In tre anni non abbiamo mai smesso di gioire, sponzarci, alzar polvere, come era negli auspici del Direttore Artistico Vinicio Capossela. L’abbiamo fatto inzuppandoci nella cultura del territorio, ne abbiamo scoperto i miti, le leggende, i luoghi spesso sacrificati o, ancor peggio, feriti e inquinati. Ci siamo sognati un treno su una linea che aveva cessato di essere il punto di unione tra paesi dimenticati e oggi, sembra un miracolo, quella ferrovia torna in vita per portare turisti in Alta Irpinia.

Abbiamo fatto di tutto per riempire questi luoghi con ciò che spesso non si contempla.
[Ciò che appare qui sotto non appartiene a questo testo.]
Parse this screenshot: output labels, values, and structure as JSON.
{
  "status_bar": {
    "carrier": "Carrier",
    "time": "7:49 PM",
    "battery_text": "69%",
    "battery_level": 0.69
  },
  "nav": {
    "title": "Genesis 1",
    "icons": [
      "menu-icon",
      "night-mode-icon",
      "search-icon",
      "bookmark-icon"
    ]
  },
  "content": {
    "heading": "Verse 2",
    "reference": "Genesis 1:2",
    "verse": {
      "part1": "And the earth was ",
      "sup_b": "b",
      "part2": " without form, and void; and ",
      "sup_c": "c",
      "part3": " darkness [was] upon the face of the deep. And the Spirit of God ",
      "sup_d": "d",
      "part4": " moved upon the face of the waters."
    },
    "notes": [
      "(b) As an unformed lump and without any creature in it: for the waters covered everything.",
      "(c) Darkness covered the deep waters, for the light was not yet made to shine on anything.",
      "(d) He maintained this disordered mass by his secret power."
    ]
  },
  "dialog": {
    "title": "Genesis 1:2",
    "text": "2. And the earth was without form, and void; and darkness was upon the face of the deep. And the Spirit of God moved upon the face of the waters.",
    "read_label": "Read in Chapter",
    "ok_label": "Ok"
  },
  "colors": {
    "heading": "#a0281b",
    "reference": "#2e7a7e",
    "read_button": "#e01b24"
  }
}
Vogliamo sostituire le discariche con opere d’arte, fantasia, memoria, sposalizi di culture. Circondarci di bellezza e farla diventare la ricchezza più importante.

Negli ultimi due anni abbiamo ottenuto finanziamenti pubblici dalla regione Campania che hanno consentito allo Sponz di guardare oltre confine e permettersi di far cose che sfuggono alle logiche della mera economia contabile.

Gruppi desertici, cuochi albanesi, cretesi, africani, bande d’ottoni d’oriente che si mescolavano a ritmi di frontiera texana e messicana, muli e asini, rappresentazioni in sentieri impervi, camminate in casolari sperduti alla ricerca di storie.

Cosa andate cercando, ci chiedevano in coro?

Andiamo cercando storie, musiche, miti, radici.

Oggi andiamo cercando anche il vostro aiuto, affinchè questo viaggio possa continuare.

Ma non solo.

Vorremmo che questa ricerca coinvolgesse il maggior numero di persone e che, grazie anche solo ad un piccolo contributo, tutti si sentissero partecipi e sostenitori di un progetto che sta dando tanto alle terre d’Irpinia e non solo.